When the father/psychiatrist blows the smoke in his son’s face and asks him about himself, the author seems to be depicting the precarious relationships that fathers often have with their sons, especially in conjunction with their adolescent and/or sexual development.

In the novel excerpt, “Scratch,” from Sheeps & Wolves by Jeremy C. Shipp, a couple humorously, and in this passage seriously, faces the notion of the candle going out on their sexual attraction to one another, not due to lack of interest or love, but as a result of the erosions of the body and its physical abilities and attractiveness over time. “But instead, she steps closer. She can’t help herself. Not because of gravity or magnetism or even attraction. It’s because every night after she falls asleep, I sit beside her, and read to her from my notebook with the kitten on the cover.” Even though the male main character tells the female in this story the truth, she still stays because of the closeness they have shared over such a long period in their lives. But, do not be fooled into passivity at the apparent innocuousness of this passage, for it only can whet your appetites for the strange or inexplicable happenings to come.

The nonfiction piece, “Now the Moral of This Story: Don’t Swim in the Company’s Pool with Your Manuscript,” excerpted from Horror Isn’t a 4-Letter Word: Essays on Writing & Appreciating the Genre, utilizes humor as a device to educate the reader that horror writers, just like all other writers, come from a diverse background and life that does not necessarily center around their writing of horror pieces:

Besides the realization that horror writers aren’t actually crosseyed psychopathic nethercreatures with horns, the thing that amazes non-writers the most is that the majority of us hold down day jobs. Yes, alas, the days when we authors (and now I’m referring to all of us, not just horror writers) relaxed in plush firelit dens with our quills to dash off a few lines of dialogue before adjourning to the boudoir for intimate conversation, brandy, and pipes lit with $100 bills, are long gone.

Here, the author, like in many other pieces in this journal, uses stereotypes of the genre he is discussing to bring it credibility and import.

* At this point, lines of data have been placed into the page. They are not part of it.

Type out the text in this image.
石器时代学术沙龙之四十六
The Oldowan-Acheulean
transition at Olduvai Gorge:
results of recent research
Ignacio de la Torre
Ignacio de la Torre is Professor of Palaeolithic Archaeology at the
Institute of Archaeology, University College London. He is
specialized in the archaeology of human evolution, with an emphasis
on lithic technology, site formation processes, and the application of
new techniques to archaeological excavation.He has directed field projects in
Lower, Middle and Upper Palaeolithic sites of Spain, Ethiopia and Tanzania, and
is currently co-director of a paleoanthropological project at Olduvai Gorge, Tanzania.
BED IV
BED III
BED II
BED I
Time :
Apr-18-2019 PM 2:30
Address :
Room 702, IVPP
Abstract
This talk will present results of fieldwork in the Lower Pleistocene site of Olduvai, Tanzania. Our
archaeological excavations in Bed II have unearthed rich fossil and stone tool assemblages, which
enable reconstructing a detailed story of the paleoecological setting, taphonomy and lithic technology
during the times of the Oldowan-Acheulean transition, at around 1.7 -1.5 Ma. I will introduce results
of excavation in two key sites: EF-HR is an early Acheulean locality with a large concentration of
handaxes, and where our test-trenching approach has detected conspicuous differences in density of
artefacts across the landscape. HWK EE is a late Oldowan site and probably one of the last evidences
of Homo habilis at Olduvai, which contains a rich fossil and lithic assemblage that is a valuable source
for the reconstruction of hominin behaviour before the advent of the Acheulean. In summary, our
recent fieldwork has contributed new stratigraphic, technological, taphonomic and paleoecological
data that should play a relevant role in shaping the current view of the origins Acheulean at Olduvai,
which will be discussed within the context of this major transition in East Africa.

So despite the subtext insisting on the bizarre nature of this journal’s contents, the dreams, fantasies, and delusions that its characters or subjects tackle are inherently earthbound and immediately accessible to the reader. Here, satire is used adeptly to express and comment on complex human situations, emotions, and is a means to explain away stigmas or stereotypes in the literary world that have to be overcome for progress to be made. Read further and you will see people dreaming, and the haze you will temporarily inhabit when bouncing from one unique piece to the next one will leave you in a permanent state of intoxication.